I kind of consider Spector on a similar level to Molyneux at the moment, in that he talks big ideas and has been in charge of interesting projects, but it's been about a decade and a half since he's actually made a good game. Will be interesting to see what he can manage back at a studio like this.
 

duckroll

Member
Because Bioshock did it better or because Bioshock ruined it?

Neither really, just that I've come to accept that the exact sort of games System Shock 2 and Thief were back in the day just isn't really the sort of game which is easily made today. And I don't mean that SS3 won't be very similar to SS2, it could well be, just like PoE is very similar to old Infinity Engine RPGs, but it's easier to replicate nostalgia than it is to create something new and cutting edge with the same spirit that originally birthed those games.
 

epmode

Member
And I don't mean that SS3 won't be very similar to SS2, it could well be, just like PoE is very similar to old Infinity Engine RPGs, but it's easier to replicate nostalgia than it is to create something new and cutting edge with the same spirit that originally birthed those games.

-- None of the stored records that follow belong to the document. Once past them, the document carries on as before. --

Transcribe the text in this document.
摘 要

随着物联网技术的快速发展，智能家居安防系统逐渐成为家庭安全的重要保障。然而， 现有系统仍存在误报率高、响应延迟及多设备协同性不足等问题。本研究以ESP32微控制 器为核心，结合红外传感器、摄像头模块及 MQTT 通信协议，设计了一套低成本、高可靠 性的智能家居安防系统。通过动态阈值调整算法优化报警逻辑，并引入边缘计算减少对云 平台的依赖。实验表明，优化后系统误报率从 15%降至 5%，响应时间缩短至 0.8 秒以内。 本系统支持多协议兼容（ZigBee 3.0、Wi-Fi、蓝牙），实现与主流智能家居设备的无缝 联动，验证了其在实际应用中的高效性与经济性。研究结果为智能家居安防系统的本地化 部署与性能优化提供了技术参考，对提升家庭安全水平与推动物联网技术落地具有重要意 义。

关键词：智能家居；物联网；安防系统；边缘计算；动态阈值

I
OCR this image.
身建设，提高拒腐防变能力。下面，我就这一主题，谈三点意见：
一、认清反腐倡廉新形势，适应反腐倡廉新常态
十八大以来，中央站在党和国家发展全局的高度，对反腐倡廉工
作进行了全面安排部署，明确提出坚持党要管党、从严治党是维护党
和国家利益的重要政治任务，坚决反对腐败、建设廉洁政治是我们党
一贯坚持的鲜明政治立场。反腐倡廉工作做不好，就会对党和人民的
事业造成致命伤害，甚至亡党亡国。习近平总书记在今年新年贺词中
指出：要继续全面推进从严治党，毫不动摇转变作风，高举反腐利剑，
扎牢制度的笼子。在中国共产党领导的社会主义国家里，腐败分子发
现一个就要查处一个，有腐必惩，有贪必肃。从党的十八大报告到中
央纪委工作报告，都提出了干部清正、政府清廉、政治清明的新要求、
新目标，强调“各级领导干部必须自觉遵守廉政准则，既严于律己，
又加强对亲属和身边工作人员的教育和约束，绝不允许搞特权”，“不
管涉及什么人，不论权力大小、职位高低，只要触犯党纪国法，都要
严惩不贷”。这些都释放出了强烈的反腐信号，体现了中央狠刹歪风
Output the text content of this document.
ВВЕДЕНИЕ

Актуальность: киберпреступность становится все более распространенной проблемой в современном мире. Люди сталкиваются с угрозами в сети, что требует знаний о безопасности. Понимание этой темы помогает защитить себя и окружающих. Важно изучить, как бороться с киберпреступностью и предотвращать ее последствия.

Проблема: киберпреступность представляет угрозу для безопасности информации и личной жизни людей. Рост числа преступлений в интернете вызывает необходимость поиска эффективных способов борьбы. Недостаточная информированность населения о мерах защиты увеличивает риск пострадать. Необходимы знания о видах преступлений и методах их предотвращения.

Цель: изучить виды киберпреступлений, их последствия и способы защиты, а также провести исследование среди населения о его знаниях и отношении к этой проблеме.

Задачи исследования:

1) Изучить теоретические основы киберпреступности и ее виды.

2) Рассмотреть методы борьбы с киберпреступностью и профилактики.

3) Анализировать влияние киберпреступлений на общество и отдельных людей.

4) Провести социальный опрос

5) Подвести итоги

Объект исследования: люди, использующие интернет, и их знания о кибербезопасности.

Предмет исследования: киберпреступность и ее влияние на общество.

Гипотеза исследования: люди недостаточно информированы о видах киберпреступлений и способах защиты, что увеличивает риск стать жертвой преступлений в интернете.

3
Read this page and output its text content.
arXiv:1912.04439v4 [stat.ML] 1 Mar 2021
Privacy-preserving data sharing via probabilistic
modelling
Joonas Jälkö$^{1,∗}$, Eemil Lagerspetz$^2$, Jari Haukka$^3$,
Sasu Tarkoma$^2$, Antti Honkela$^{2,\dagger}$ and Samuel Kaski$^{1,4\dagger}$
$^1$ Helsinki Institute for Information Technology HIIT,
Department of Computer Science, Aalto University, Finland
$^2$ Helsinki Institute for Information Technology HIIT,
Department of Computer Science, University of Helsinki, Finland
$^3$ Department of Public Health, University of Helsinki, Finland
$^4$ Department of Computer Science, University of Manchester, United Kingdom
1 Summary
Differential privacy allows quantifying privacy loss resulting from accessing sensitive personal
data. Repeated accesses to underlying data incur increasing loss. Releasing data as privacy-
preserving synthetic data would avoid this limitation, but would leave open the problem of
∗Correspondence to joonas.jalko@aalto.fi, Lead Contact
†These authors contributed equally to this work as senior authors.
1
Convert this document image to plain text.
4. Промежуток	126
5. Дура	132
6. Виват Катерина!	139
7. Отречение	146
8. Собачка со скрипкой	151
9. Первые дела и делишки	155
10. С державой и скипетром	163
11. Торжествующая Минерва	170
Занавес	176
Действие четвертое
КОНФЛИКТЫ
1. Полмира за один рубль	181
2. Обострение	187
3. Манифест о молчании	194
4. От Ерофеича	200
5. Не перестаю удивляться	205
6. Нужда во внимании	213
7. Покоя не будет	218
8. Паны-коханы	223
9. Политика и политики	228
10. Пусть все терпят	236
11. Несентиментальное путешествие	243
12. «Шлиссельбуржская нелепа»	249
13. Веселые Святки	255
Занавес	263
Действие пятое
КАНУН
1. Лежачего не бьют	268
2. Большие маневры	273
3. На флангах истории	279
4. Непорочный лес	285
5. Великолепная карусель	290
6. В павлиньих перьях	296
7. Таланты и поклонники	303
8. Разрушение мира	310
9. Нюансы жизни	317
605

This is true. I'm optimistic about SS3 because of what I've seen in the Underworld alpha. Rather than playing up the nostalgia factor and simply remaking the old games, they're really pushing the boundaries of physics systems. For example, every door and trap in the game is physically simulated which makes for some crazy strategies. They've also been experimenting with physically simulated momentum and wallrunning.
 

duckroll

Member
This is true. I'm optimistic about SS3 because of what I've seen in the Underworld alpha. Rather than playing up the nostalgia factor and simply remaking the old games, they're really pushing the boundaries of physics systems. For example, every door and trap in the game is physically simulated which makes for some crazy strategies. They've also been experimenting with physically simulated momentum and wallrunning.

That's pretty promising. I haven't really kept up with the Underworld stuff, mainly because I'm not a -huge- UU fan, but I do hope the project turns out well so at the end I have a great new FP dungeon crawler to buy. :)
 

Purkake4

Banned
Neither really, just that I've come to accept that the exact sort of games System Shock 2 and Thief were back in the day just isn't really the sort of game which is easily made today. And I don't mean that SS3 won't be very similar to SS2, it could well be, just like PoE is very similar to old Infinity Engine RPGs, but it's easier to replicate nostalgia than it is to create something new and cutting edge with the same spirit that originally birthed those games.
I think the best case here would be to keep SS2's complexity and take it forward using the opportunities and tools available in modern game design. The factors that made Bioshock what it is aren't really the driving factors in the industry any more, there is much more space for niche games (and SS2 is quite a large niche at that). Keep the good ideas, ditch the questionable implementation.

I can even see throwing a bunch of gameplay mechanics at SOMA and it already being a half-decent System Shock. (Not that it wasn't good already.)

I feel that bringing a CRPG back is a much taller order as the RPG genre has gone in a wildly different direction and a lot of the gameplay would need to be reinvented.